Kendra Randle plays Mrs. Phelps. (Photo provided)

Fleenor said one of the benefits of this long delay was having so much more time to digest how the show works and how they put it together. There was the added benefit of starting over with many of the same cast members with whom she had already worked.

“The challenges were that it was terribly disappointing for all of us,” Fleenor said. “When we left rehearsal on a Sunday evening, we fully expected that we would be back within a couple of weeks. It went on and on and ON. We were full steam ahead at that point. We usually rehearse for approximately eight weeks, so we had a very good idea of what the show would shape up to be. There was disappointment. Also, we had rented the set, so we knew what the set was going to look like. It was terribly disappointing.”

This is the first show that Fleenor has directed since the world returned to allowing public events, though she has appeared on stage in other shows.

Fleenor said putting on a play again feels exhilarating.

“I must say that it is an extraordinary cast,” Fleenor said. “The actors, a combination of adults and young middle school age children and they are just wonderfully terrific. The show has elements are magic that are beautifully executed. Roald Dahl portrays children neither as heroes nor villains but as a subversive combination of both. I think that is a wonderful draw.”

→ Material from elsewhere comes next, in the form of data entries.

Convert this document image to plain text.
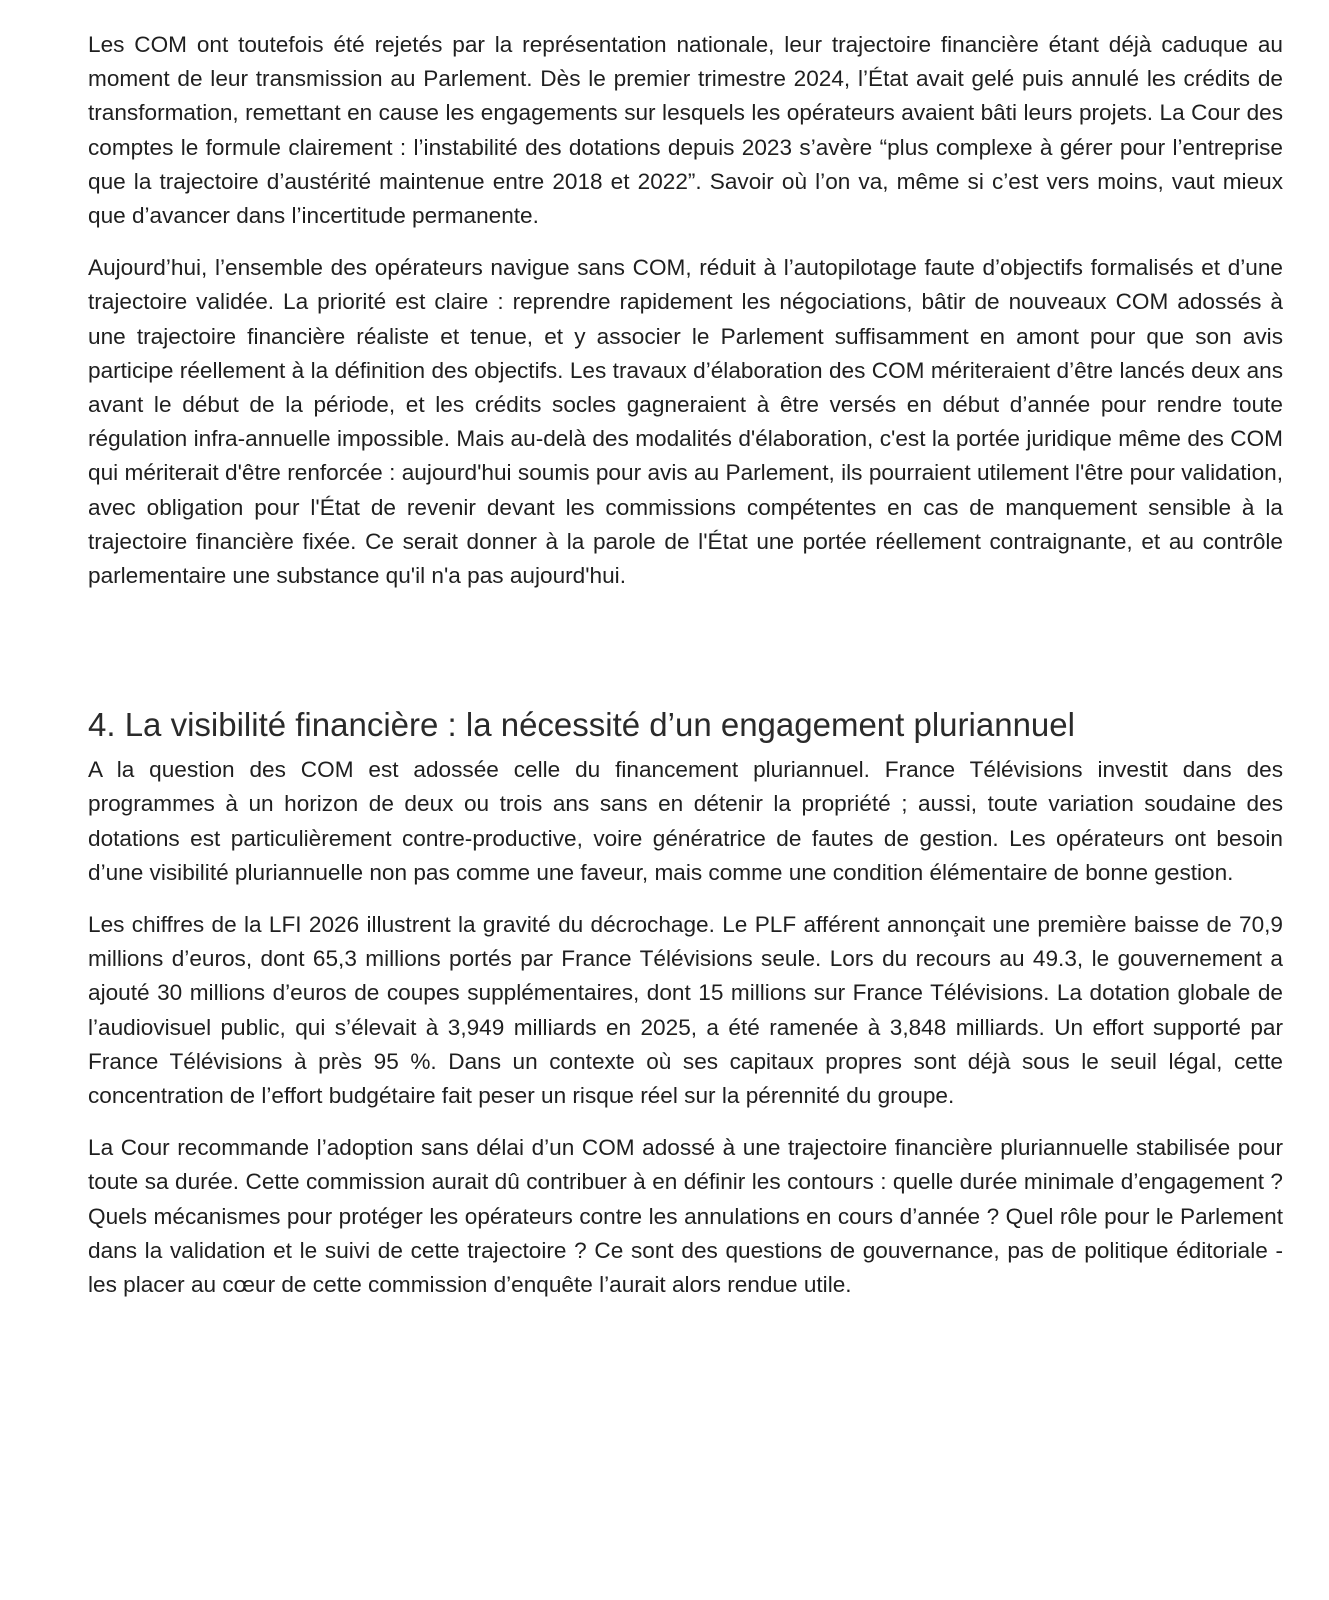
Les COM ont toutefois été rejetés par la représentation nationale, leur trajectoire financière étant déjà caduque au moment de leur transmission au Parlement. Dès le premier trimestre 2024, l’État avait gelé puis annulé les crédits de transformation, remettant en cause les engagements sur lesquels les opérateurs avaient bâti leurs projets. La Cour des comptes le formule clairement : l’instabilité des dotations depuis 2023 s’avère “plus complexe à gérer pour l’entreprise que la trajectoire d’austérité maintenue entre 2018 et 2022”. Savoir où l’on va, même si c’est vers moins, vaut mieux que d’avancer dans l’incertitude permanente.

Aujourd’hui, l’ensemble des opérateurs navigue sans COM, réduit à l’autopilotage faute d’objectifs formalisés et d’une trajectoire validée. La priorité est claire : reprendre rapidement les négociations, bâtir de nouveaux COM adossés à une trajectoire financière réaliste et tenue, et y associer le Parlement suffisamment en amont pour que son avis participe réellement à la définition des objectifs. Les travaux d’élaboration des COM mériteraient d’être lancés deux ans avant le début de la période, et les crédits socles gagneraient à être versés en début d’année pour rendre toute régulation infra-annuelle impossible. Mais au-delà des modalités d'élaboration, c'est la portée juridique même des COM qui mériterait d'être renforcée : aujourd'hui soumis pour avis au Parlement, ils pourraient utilement l'être pour validation, avec obligation pour l'État de revenir devant les commissions compétentes en cas de manquement sensible à la trajectoire financière fixée. Ce serait donner à la parole de l'État une portée réellement contraignante, et au contrôle parlementaire une substance qu'il n'a pas aujourd'hui.

4. La visibilité financière : la nécessité d’un engagement pluriannuel

A la question des COM est adossée celle du financement pluriannuel. France Télévisions investit dans des programmes à un horizon de deux ou trois ans sans en détenir la propriété ; aussi, toute variation soudaine des dotations est particulièrement contre-productive, voire génératrice de fautes de gestion. Les opérateurs ont besoin d’une visibilité pluriannuelle non pas comme une faveur, mais comme une condition élémentaire de bonne gestion.

Les chiffres de la LFI 2026 illustrent la gravité du décrochage. Le PLF afférent annonçait une première baisse de 70,9 millions d’euros, dont 65,3 millions portés par France Télévisions seule. Lors du recours au 49.3, le gouvernement a ajouté 30 millions d’euros de coupes supplémentaires, dont 15 millions sur France Télévisions. La dotation globale de l’audiovisuel public, qui s’élevait à 3,949 milliards en 2025, a été ramenée à 3,848 milliards. Un effort supporté par France Télévisions à près 95 %. Dans un contexte où ses capitaux propres sont déjà sous le seuil légal, cette concentration de l’effort budgétaire fait peser un risque réel sur la pérennité du groupe.

La Cour recommande l’adoption sans délai d’un COM adossé à une trajectoire financière pluriannuelle stabilisée pour toute sa durée. Cette commission aurait dû contribuer à en définir les contours : quelle durée minimale d’engagement ? Quels mécanismes pour protéger les opérateurs contre les annulations en cours d’année ? Quel rôle pour le Parlement dans la validation et le suivi de cette trajectoire ? Ce sont des questions de gouvernance, pas de politique éditoriale - les placer au cœur de cette commission d’enquête l’aurait alors rendue utile.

When asked who her ideal audience is for Matilda, Fleenor told the Reporter, “I see the ideal audience as adults who still wonder what it’s like to feel what it’s like to feel grown up and kids who are thinking about growing up.”

Roald Dahl’s Matilda the Musical will be on stage at Booth Tarkington Civic Theatre from April 29 through May 14. Visit civictheatre.org/matilda for tickets.


Summarizing Matilda

Inspired by the twisted genius of Roald Dahl, the Tony Award-winning Roald Dahl’s Matilda the Musical is the captivating masterpiece from the Royal Shakespeare Company that revels in the anarchy of childhood, the power of imagination and the inspiring story of a girl who dreams of a better life.

With the book by Dennis Kelly and original songs by Tim Minchin, Matilda has won 47 international awards and continues to thrill sold-out audiences of all ages around the world.

Matilda is a little girl with astonishing wit, intelligence and psychokinetic powers. She’s unloved by her cruel parents but impresses her schoolteacher, the highly loveable Miss Honey. Over the course of her first term at school, Matilda and Miss Honey have a profound effect on each other’s lives, as Miss Honey begins not only to recognize but also appreciate Matilda’s extraordinary personality.

Matilda’s school life isn’t completely smooth sailing, however – the school’s mean headmistress, Miss Trunchbull, hates children and just loves thinking up new punishments for those who don’t abide by her rules. But Matilda has courage and cleverness in equal amounts and could be the school pupils’ saving grace!